Herring last week issued the document, stating that state code “permits public bodies that are unable to assemble in person because of the unique characteristics of the COVID-19 virus to meet electronically to make decisions that must be made immediately and where failure to do so could result in irrevocable public harm,” but that “the General Assembly did not intend to permit public bodies to handle all business through electronic communication means, even during a declared emergency.”
The 13-page Albemarle County emergency ordinance, which is modeled after one put together by members of Local Government Attorneys of Virginia, Inc., outlines essential governmental functions from 14 county offices and departments.
In Herring’s advisory opinion, there was a footnote that said he viewed the phrase “assure continuity in its government” similar to the emergency management phrase “continuity of government,” which are coordinated efforts taken to ensure the continuation of essential functions during an emergency.
“I think there was some consternation around the state that the attorney general included this footnote … and that’s why this ordinance has a section that is devoted to just identifying all of the essential functions that our county provides,” Kamptner said. “And it’s my opinion that it’s really you as the Board of Supervisors and your legislative capacity determining what functions the county provides that are essential.”
County-appointed authorities may also meet electronically under the emergency ordinance.
The emergency ordinance can last up 60 days, according to the state code, and Kamptner said he plans on bringing a more permanent ordinance before the board on April 15, which can last up to six months after the end of the disaster.
“It’ll also give us a couple of weeks to get information from county departments that we might need to incorporate into the longer-term workings,” he said.
The board approved removing the general public comment agenda item during the COVID-19 pandemic, which usually allows time for people to speak about topics that are not already on the agenda for a public hearing.
“Certainly the public would be free to communicate by email and other means to the board,” Kamptner said.
He said board members could read emails from the public out loud at the end of the meeting.
The board is piloting eComment at its April 1 meeting, which will allow people to provide public comments on upcoming agenda items online.
The feature is on the agenda website, albemarle.legistar.com, in the far right column. People can leave eComments up to 30 minutes before the start of the meeting. All comments are public and can be seen by anyone, and can currently only be made on public hearing items. People can also upload attachments.
Residents can also contact the board through email at email@example.com or by mail to 401 McIntire Road, 2nd Floor, Charlottesville, VA 22902.
The board also discussed authorizing the chair to a send a letter urging Gov. Ralph Northam impose stay at home provisions. Charlottesville City Council earlier this week sent a letter to Northam.

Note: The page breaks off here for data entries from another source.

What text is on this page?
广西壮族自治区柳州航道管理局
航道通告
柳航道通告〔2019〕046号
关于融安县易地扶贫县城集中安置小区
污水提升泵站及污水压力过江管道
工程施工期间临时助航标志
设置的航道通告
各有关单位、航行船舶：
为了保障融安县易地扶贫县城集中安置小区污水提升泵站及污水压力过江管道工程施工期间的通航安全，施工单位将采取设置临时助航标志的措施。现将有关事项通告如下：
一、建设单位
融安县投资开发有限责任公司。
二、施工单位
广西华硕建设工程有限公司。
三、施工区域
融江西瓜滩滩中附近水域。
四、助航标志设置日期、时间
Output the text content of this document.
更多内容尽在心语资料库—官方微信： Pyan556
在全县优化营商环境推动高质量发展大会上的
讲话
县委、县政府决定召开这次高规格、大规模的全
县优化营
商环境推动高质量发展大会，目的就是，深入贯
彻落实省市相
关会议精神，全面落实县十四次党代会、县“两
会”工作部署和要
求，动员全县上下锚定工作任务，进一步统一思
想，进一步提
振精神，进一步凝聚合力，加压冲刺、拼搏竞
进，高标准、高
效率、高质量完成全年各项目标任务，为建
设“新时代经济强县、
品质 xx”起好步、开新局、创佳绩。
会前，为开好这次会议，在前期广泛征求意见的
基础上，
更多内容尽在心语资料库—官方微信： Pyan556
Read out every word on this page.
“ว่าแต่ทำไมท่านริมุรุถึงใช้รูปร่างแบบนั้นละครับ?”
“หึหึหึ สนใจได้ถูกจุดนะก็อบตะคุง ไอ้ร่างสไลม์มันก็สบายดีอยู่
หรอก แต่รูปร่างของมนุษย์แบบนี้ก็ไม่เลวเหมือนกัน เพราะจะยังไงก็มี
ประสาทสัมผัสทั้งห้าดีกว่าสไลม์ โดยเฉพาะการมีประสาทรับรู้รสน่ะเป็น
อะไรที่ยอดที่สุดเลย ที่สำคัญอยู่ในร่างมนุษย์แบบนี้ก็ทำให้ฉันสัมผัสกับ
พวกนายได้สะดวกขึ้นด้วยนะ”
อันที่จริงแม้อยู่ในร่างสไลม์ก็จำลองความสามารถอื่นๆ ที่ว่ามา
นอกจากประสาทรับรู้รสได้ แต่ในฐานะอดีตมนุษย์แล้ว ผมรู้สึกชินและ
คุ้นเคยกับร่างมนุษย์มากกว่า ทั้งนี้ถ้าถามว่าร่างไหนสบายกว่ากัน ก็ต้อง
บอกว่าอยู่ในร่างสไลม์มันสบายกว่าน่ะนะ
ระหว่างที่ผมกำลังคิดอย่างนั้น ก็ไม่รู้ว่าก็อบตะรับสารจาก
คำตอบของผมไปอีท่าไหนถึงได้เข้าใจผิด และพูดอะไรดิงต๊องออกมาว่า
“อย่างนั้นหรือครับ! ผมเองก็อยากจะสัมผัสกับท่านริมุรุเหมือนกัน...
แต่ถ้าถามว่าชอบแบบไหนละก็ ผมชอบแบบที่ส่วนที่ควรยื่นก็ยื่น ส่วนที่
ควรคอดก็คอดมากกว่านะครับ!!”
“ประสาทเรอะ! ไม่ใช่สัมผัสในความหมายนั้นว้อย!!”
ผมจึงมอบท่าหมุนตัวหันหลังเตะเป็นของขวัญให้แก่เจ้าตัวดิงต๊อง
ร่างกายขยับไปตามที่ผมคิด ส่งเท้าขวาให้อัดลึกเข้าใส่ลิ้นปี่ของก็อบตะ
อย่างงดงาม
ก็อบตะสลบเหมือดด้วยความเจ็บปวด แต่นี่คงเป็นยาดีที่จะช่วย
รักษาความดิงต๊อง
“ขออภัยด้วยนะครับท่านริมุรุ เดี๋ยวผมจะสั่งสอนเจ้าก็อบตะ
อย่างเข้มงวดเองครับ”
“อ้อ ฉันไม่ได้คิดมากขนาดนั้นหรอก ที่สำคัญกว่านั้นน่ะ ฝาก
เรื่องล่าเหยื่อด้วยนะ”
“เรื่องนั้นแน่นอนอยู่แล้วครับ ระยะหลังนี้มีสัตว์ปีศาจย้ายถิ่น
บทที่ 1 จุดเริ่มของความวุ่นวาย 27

“What I’m hearing from physicians is a feeling that they are completely undermined in their ability to do their job and keep ahead of things because of the 10-person gathering business, and it leaves so much available for individual interpretation and creates an impossibility for enforcement in a real reality sense,” Supervisor Ann H. Mallek said.
Chairman Ned Gallaway said he wanted to know more about how a stay-at-home order could affect local government operations.
“People should understand they need to stay at home,” he said. “If they’re breaking that now, then we need a different level of enforcement. Then how does that tax our police department? How does that tax our emergency responders? Is this going to shut down our parks? I would expect it would.”
“I hope it does as soon as possible, actually,” Mallek said.
The board directed staff to bring back more information to its April 1 meeting, which will be held virtually.